An attorney for acting White House chief of staff Mick Mulvaney said Fiona Hill's testimony was "riddled with speculation and guesses" about any role that he played with Ukraine.
Mulvaney's lawyer Robert Driscoll said Hill "bases much of her testimony about him on things allegedly heard from unnamed staffers, guards in the West Wing, and 'many people.'”
Driscoll said that Mulvaney never met Hill and called the impeachment inquiry a "sham."
Why this matters: Hill first testified behind closed doors that it became clear during a July 10 meeting at the White House that an Oval Office visit for Ukraine’s president was contingent on him opening an investigation into President Trump’s political rivals.
Hill told lawmakers that Gordon Sondland, the US ambassador to the European Union, said there was an agreement with Mulvaney that “they would have a White House meeting or, you know, a Presidential meeting, if the Ukrainians started up these investigations again.”

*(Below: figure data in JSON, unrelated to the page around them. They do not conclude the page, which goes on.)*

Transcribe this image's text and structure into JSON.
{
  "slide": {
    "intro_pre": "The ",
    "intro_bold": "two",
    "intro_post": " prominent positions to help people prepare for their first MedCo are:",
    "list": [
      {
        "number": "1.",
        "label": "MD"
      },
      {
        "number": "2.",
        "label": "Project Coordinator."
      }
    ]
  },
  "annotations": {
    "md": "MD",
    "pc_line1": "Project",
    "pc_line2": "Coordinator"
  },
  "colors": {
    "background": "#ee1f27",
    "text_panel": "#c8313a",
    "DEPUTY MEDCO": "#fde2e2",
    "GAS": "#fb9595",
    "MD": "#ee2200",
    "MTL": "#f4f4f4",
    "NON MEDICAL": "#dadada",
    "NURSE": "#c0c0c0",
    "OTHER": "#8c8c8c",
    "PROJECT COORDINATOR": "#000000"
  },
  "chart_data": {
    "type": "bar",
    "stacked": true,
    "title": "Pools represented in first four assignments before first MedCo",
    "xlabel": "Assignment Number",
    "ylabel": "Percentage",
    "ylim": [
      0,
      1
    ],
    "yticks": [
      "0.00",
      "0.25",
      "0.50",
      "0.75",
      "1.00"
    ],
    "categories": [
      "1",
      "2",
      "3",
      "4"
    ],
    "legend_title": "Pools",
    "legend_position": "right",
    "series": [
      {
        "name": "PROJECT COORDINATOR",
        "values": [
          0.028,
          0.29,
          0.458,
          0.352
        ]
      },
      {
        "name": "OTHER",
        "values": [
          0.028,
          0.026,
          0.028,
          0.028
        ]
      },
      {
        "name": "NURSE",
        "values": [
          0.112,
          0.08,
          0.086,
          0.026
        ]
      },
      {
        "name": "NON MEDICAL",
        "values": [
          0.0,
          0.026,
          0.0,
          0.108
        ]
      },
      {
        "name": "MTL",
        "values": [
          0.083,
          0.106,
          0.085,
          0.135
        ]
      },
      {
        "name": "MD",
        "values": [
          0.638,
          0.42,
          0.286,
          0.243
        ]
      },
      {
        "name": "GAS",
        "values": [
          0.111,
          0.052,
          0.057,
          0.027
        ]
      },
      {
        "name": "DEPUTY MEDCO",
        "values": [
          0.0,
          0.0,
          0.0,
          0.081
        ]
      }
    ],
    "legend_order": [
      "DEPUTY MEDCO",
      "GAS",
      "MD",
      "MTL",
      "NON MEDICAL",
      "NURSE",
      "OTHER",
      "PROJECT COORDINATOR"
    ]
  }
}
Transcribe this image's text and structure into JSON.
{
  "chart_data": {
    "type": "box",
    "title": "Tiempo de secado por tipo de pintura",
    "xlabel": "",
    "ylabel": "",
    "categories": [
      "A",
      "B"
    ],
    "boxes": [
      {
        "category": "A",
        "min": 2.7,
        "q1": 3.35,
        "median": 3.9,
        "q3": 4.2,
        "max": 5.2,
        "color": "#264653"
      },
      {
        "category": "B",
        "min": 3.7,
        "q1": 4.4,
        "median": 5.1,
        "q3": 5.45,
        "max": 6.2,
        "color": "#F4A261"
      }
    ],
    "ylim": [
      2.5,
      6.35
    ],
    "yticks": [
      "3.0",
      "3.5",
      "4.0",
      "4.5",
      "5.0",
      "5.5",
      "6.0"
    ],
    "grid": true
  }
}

In her public testimony today, Hill said "it struck me...when you put up on the screen Ambassador Sondland's emails, and who was on these emails, and he said these are the people who need to know, that he was absolutely right," Hill said, referencing emails Sondland had sent to officials that included Mulvaney. "Because he was being involved in a domestic political errand. And we were being involved in national security foreign policy. And those two things had just diverged."